CAPÍTULO 2
BIBI NARRANDO
Meu nome de batismo é Fabiana, mas aqui ninguém me chama assim. No morro, sou só a Bibi. Tenho 17 anos, morena de pele clara, cabelo liso escuro que bate na cintura e olho verde herdado da minha mãe. Dizem que chama atenção, mas eu nunca liguei muito pra isso não.
Cresci nesse beco, nessa quebrada, ouvindo o chiado do rádio, os tiros na madrugada e a correria da boca como se fosse música de fundo da minha vida. Perdi meu pai cedo — ele era braço direito do pai do Escorpião. Tombou antes mesmo de eu entender o que era perder alguém.
Mas o que me derrubou de verdade foi perder a minha mãe. Não foi bala, não foi morro, não foi invasão. Foi câncer. Eu vi ela definhar na cama, vi a força dela ir embora aos poucos, e eu não podia fazer nada. Isso me quebrou por dentro. Eu tinha só uns doze anos, e parecia que o mundo inteiro tinha desabado na minha cabeça.
Ver a pessoa que mais te ama no mundo ir embora, sem poder segurar, sem poder mudar nada, é a pior dor que existe. Aquilo me fez endurecer. Eu aprendi a engolir o choro, a ser forte na marra, porque senão a vida me engolia.
Se não fosse a coroa do Escorpião, eu e o Júlio não íamos ter pra onde ir. Ela abriu a porta da casa dela pra gente, criou nós dois como se fosse sangue. Cresci chamando ela de tia, dividindo a mesa com eles, vivendo como parte daquela família.
O Júlio virou meu alicerce, meu porto seguro. Ele é meu irmão, meu protetor, mas também é braço direito do Escorpião, e isso fez com que eu crescesse sempre colada com eles. O Escorpião… bom, ele sempre foi o cara que eu admirei. Na minha cabeça, era tipo herói: frio, firme, não abaixa a cabeça pra ninguém. Só que enquanto todo mundo só via o patrão do morro, eu via o Gabriel que cresceu comigo, que um dia dividiu pão na mesa da minha tia.

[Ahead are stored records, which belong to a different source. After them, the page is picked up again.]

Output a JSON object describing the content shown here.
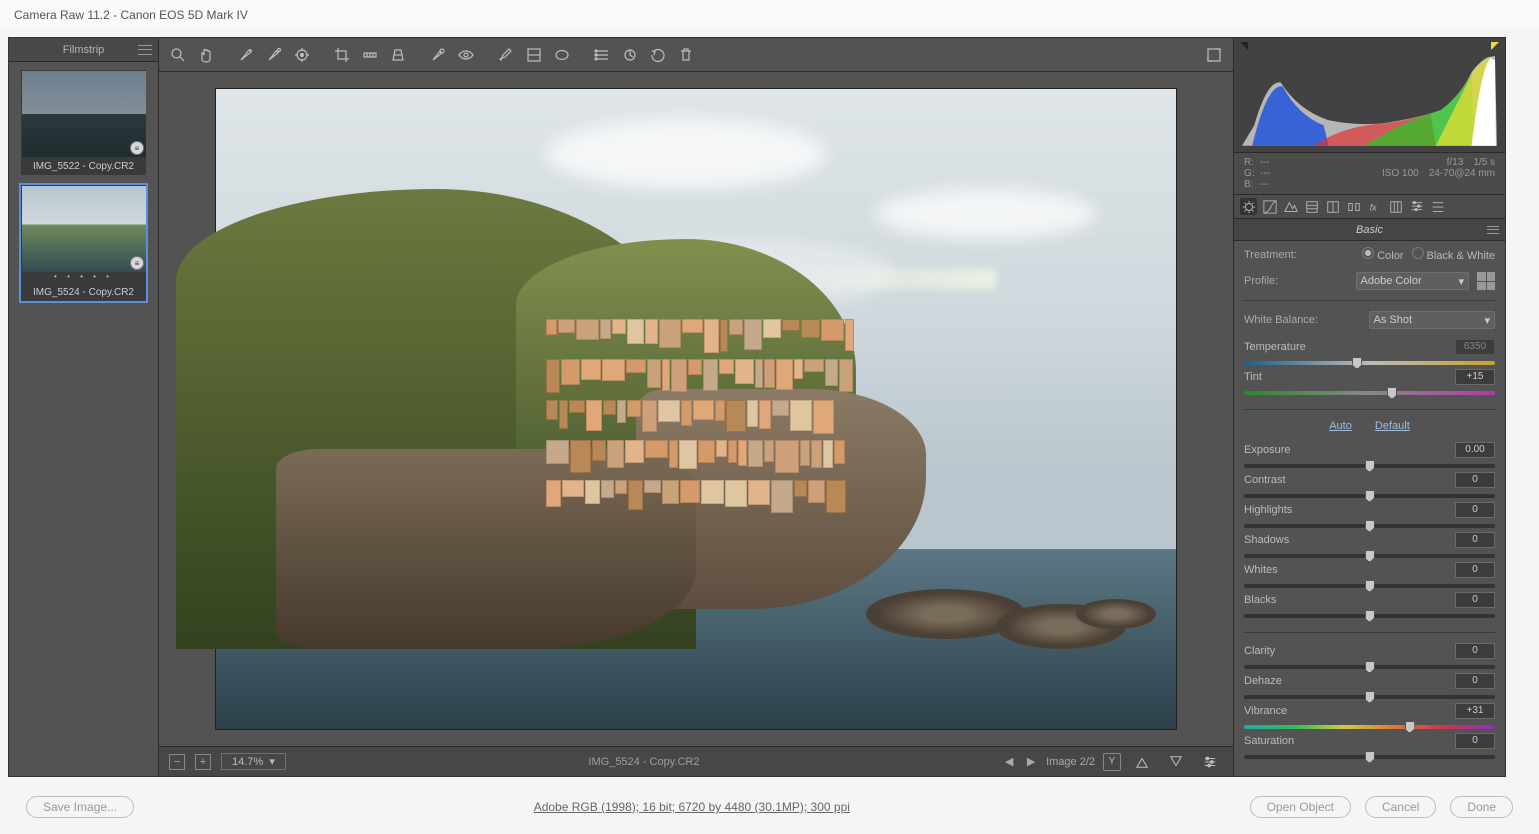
{
  "titlebar": "Camera Raw 11.2  -  Canon EOS 5D Mark IV",
  "filmstrip": {
    "title": "Filmstrip",
    "items": [
      {
        "label": "IMG_5522 - Copy.CR2",
        "selected": false
      },
      {
        "label": "IMG_5524 - Copy.CR2",
        "selected": true
      }
    ]
  },
  "footer": {
    "zoom": "14.7%",
    "filename": "IMG_5524 - Copy.CR2",
    "position": "Image 2/2"
  },
  "readouts": {
    "r_label": "R:",
    "r_val": "---",
    "g_label": "G:",
    "g_val": "---",
    "b_label": "B:",
    "b_val": "---",
    "aperture": "f/13",
    "shutter": "1/5 s",
    "iso": "ISO 100",
    "lens": "24-70@24 mm"
  },
  "panel": {
    "title": "Basic",
    "treatment_label": "Treatment:",
    "treat_color": "Color",
    "treat_bw": "Black & White",
    "profile_label": "Profile:",
    "profile_value": "Adobe Color",
    "wb_label": "White Balance:",
    "wb_value": "As Shot",
    "auto": "Auto",
    "default": "Default",
    "sliders": {
      "temperature": {
        "label": "Temperature",
        "value": "6350",
        "pos": 45,
        "grad": "grad-bw",
        "dim": true
      },
      "tint": {
        "label": "Tint",
        "value": "+15",
        "pos": 59,
        "grad": "grad-tint"
      },
      "exposure": {
        "label": "Exposure",
        "value": "0.00",
        "pos": 50
      },
      "contrast": {
        "label": "Contrast",
        "value": "0",
        "pos": 50
      },
      "highlights": {
        "label": "Highlights",
        "value": "0",
        "pos": 50
      },
      "shadows": {
        "label": "Shadows",
        "value": "0",
        "pos": 50
      },
      "whites": {
        "label": "Whites",
        "value": "0",
        "pos": 50
      },
      "blacks": {
        "label": "Blacks",
        "value": "0",
        "pos": 50
      },
      "clarity": {
        "label": "Clarity",
        "value": "0",
        "pos": 50
      },
      "dehaze": {
        "label": "Dehaze",
        "value": "0",
        "pos": 50
      },
      "vibrance": {
        "label": "Vibrance",
        "value": "+31",
        "pos": 66,
        "grad": "grad-vib"
      },
      "saturation": {
        "label": "Saturation",
        "value": "0",
        "pos": 50
      }
    }
  },
  "bottombar": {
    "save": "Save Image...",
    "meta": "Adobe RGB (1998); 16 bit; 6720 by 4480 (30.1MP); 300 ppi",
    "open": "Open Object",
    "cancel": "Cancel",
    "done": "Done"
  }
}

Só que tem um detalhe que ninguém sabe: eu aprendi a esconder um sentimento que sempre foi só meu. Cresci amando um cara que nunca me olhou do jeito que eu olhava pra ele. Pro Escorpião, eu era só a irmãzinha do Júlio, a menininha da casa. Pra mim… ele sempre foi tudo.
E é aí que mora a minha fraqueza. Porque no meio de tanto fuzil, tanto sangue e tanta piranhä em volta dele, eu continuo sendo só a Bibi. A que ama em silêncio.
Agora já faz um ano que eu e o Júlio decidimos sair da casa do Escorpião. Não foi briga, não foi nada… foi só porque a gente queria o nosso canto. Júlio arrumou uma casinha simples, mas firme, bem perto da casa dele, e não deixa faltar nada pra mim. Ele faz de tudo pra eu ter conforto, e eu sei o quanto ele rala pra isso.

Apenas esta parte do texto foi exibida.